Bardé de diplômes, le fils de feue  Sokhna Awa Bâ émarge un temps à l’Ong Enda Tiers-monde, alors sous la houlette de feu Jacques Bugnicourt, un défenseur acharné des couches défavorisées. Mais la fibre journalistique est trop forte et pousse Babacar à fonder, en 1986, le journal Sud Hebdo, puis Sud Quotidien (1993), ensuite Sud Fm (1994), estampillée première radio privée du Sénégal, mais aussi la messagerie Marketing presse. L’institut Issic  (école de journalisme et de communication) et la chaîne audiovisuelle Lca, basée à Paris, font aussi partie de ses rêves traduits en réalités. C’est le début de la grande saga du groupe Sud communication, son bébé à lui.

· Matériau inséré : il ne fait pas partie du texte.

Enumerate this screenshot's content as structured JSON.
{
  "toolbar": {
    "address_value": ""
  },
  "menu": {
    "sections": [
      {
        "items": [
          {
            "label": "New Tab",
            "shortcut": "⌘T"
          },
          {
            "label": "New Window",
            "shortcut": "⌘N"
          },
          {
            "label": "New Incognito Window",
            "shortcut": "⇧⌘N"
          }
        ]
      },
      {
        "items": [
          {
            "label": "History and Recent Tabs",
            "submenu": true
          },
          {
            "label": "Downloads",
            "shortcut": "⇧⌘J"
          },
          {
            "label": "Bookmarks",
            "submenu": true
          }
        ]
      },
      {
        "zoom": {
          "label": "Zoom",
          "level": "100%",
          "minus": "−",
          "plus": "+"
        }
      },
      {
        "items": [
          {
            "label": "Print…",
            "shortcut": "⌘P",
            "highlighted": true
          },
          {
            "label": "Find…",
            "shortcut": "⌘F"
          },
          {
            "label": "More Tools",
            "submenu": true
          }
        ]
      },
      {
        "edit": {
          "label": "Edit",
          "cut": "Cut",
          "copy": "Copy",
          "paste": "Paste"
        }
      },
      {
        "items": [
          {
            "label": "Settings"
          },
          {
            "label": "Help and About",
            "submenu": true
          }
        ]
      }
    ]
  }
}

Mais il n’est pas seul maître à bord du navire. Loin s’en faut ; il essaie de consolider l’ancrage du groupe de communication qu’il a formé avec d’anciens collègues du « Soleil » au parcours aussi prestigieux : Abdoulaye Ndiaga Sylla, Sidy Gaye, Ibrahima Fall, Ibrahima Bakhoum… Homme au caractère éclectique, BT  a aussi flirté avec le syndicalisme, avec en prime une  casquette de membre fondateur de l’Union nationale des professionnels de l’information et de la communication du Sénégal (Unpics), ancêtre de l’actuel Synpics. Il  a été membre de l’organisation patronale (Cnes), de la société de sociologie du Midwest, du National democratic institute (Ndi)  et du Collège des conseillers africains de la Banque mondiale. Il a aussi été coopté comme co-président de la Conférence ministérielle Afrique/Usa  avec Madeleine Albright,  alors secrétaire d’Etat  américaine,  et le ministre botswanais des Affaires étrangères. C’était sous le parrainage de Bill Clinton, ex locataire de la Maison blanche.

Conseiller avisé de beaucoup de grands de ce monde
Assistant de recherche au département de Sociologie de l'Université du Kansas-Lawrence (Etats-Unis), Babacar Touré est aussi professeur à l'Institut Wanad-Unesco. Son statut de citoyen du monde lui a ouvert les portes de plusieurs palais et places du monde, par la grâce d’une exquise urbanité. Ses conseils avisés sont alors accueillis avec intérêt par plusieurs grands de ce monde dont des  chefs d’Etat. Ce qui lui vaut quelque part une solide réputation de médiateur ayant réussi à faire désamorcer bon nombre de crises politiques survenues en Afrique.

Derrière son masque d’homme de caractère  ou de dur à cuire se cache une personne ayant le cœur sur la main,  témoigne son ami d’enfance Gallo Diagne. Un statut d’ « œuvre sociale ambulante » loin d’être usurpé, confirme un de ses proches qui rappelle les nombreuses actions sociales dont il est l’auteur dans son fief de Takhikao, un des plus célèbres quartiers de Thiès la rebelle. L’homme traîne aussi une réputation de combattant, voire de  baroudeur, pour avoir  enfilé le bleu de chauffe  lors d’une marche pacifique organisée  contre le monopole du sucre, au plus fort de l’affaire du sucre roux d’aspect blanchâtre ayant opposé le Groupe Sud à la Compagnie sucrière sénégalaise (Css).

Il avait alors rudement subi les assauts d’une soldatesque décidée à casser du journaliste. Babacar Touré n’a rien d’un enfant de chœur, selon un de ses amis qui renseigne que ses colères peuvent être homériques dès lors qu’on le provoque. Et comme il abhorre la langue de bois, ça peut dégénérer. Nommé en 2012 président du Conseil national de régulation de l'audiovisuel (Cnra), son camarade de promotion au Cesti Mamadou Koumé a tôt fait de dire qu’il a le profil de l'emploi. Un sentiment largement partagé dans le milieu des médias.